Opini  

(1) Menertawakan Kengerian Masa Konflik Aceh

Oleh: Fauzan Azima

Pada tahun 2003, saat awal darurat militer diberlakukan di Aceh. Pasukan GAM harus mengatur strategi untuk menghindari perang terbuka dengan TNI/Polri. Upaya itu harus dilakukan karena jumlah persenjataan dan peluru GAM Wilayah Linge sangat terbatas.

Salah satu strategi itu yaitu membagi pasukan dalam jumlah kecil. Siapa saja yang mengenal “kaki cantik” di kampung manapun berada dipersilahkan membentuk dan membawa pasukan bersamanya untuk keselamatan kelompoknya.

Saya pun membuat kelompok bersama Muhammad Gerhana, Pang Doyok, Pang Rinen dan Tengku Gele Bayak. Kelompok kami berencana menuju Kampung Jamat. Berdasarkan informasi dari Pang Rinen dan Gele Bayak, masyarakat di sana sangat mendukung perjuangan. Tentu saja akan mudah bagi kami untuk mendapatkan logistik.

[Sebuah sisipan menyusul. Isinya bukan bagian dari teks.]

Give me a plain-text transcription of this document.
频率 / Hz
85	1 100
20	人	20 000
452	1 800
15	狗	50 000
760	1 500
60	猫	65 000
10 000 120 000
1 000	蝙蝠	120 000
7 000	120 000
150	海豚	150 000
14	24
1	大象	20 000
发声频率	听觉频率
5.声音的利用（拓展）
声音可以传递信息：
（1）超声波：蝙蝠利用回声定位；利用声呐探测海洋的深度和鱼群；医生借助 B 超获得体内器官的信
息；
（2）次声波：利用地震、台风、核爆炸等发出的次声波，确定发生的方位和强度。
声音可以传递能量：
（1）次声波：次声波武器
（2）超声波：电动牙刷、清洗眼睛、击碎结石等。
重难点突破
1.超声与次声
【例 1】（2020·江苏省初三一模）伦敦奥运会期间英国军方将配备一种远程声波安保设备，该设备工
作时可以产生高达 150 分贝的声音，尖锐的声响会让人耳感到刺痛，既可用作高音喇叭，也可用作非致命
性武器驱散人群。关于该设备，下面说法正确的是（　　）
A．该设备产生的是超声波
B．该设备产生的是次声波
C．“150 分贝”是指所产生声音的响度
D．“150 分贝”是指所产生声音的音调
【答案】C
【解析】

Kami berjalan dari Kampung Ujung Pan lewat hutan dan turun di kampung Bintang pada malam hari. Kami berencana menghindari Pos TNI/Polri dengan mencari jalan lewat hutan. Lalu kami bertemu dan bertanya kepada masyarakat.

“Bang, apakah pos TNI/Polri masih jauh?”

“Baru saja Tengku lewati, rumah yang itu, ada satu lampu menyala”

“Wah, kemana mereka? Apakah mereka sedang operasi?”

“Mereka ada di posnya Tengku, itu masih terdengar suara tawa mereka”

Sesaat kami saling berpandangan. Kami baru sadar kalau sudah melewati Pos TNI/Polri. Setelah mengucapkan terima kasih kepada masyarakat Bintang, kami cepat berlalu ke arah kampung Serule. Khawatir ada yang melapor kalau kami sedang berada di daerah hulu Danau Lut Tawar itu.

Sebelumnya di Alue Papeun, Nisam, pada satu malam pasukan GAM Wilayah Linge pernah tidur dekat pasukan TNI yang sedang operasi, jaraknya sekitar 20 meter. Untung pada pagi harinya mereka yang lebih dulu bangun. Terdengar mereka mengibas-ngibaskan alas tidurnya dengan keras. Semula kami kira pasukan Pase. Ternyata musuh. Perlahan kami merayap dan menjauh karena kalah jumlah dan tidak tahu pada titik mana saja mereka berada.

Begitulah, banyak peristiwa mengerikan terjadi selama konflik GAM-RI, tetapi kalau kami ingat ada beberapa kejadian terasa aneh dan kadang kami tertawa kalau mengingatnya.

Pada saat pengepungan besar-besaran terjadi di Wilayah Pase, sedikitnya kami berkumpul sekitar seribu pasukan. Mereka bersembunyi dan mengendap. Sedang saya sedang sakit amandel dan batuk-batuk.

Semua pasukan marah sekali kepada saya dan memaksa saya untuk menahan batuk, namun semakin ditahan semakin kencang suara batuk saya. Akhirnya mereka semua pergi meninggalkan saya. Syukur Tengku Salman, Pang Tapa dan Tengku Daelami masih mau bersama untuk menjaga dan mengobati saya yang terasa panas, sendi-sendi sakit. Ketika panas datang saya sering mengigau.

“Biasa kalau saya sakit seperti ini, obatnya apel dan buah salak” kata saya.

“Itu kan obat orang ngidam” katanya Tengku Salman sambil tertawa.

Mereka meminta saya istirahat di rumah kebun dan mengirim utusan ke kota untuk membeli pesanan saya. Pada keesokan harinya perempuan setengah baya bersama putrinya mengantar apel dan buah salak. Putrinya sempat meniup mata saya yang kemasukan sampah.

Setelah makan apel dan buah salak. Tidak lama kemudian saya kuat berdiri dan seketika batuk hilang. Setelah sembuh kami pun mulai berjalan ke arah Bate Vila, Nisam dan bergabung dengan pasukan lainnya naik ke Wilayah Linge.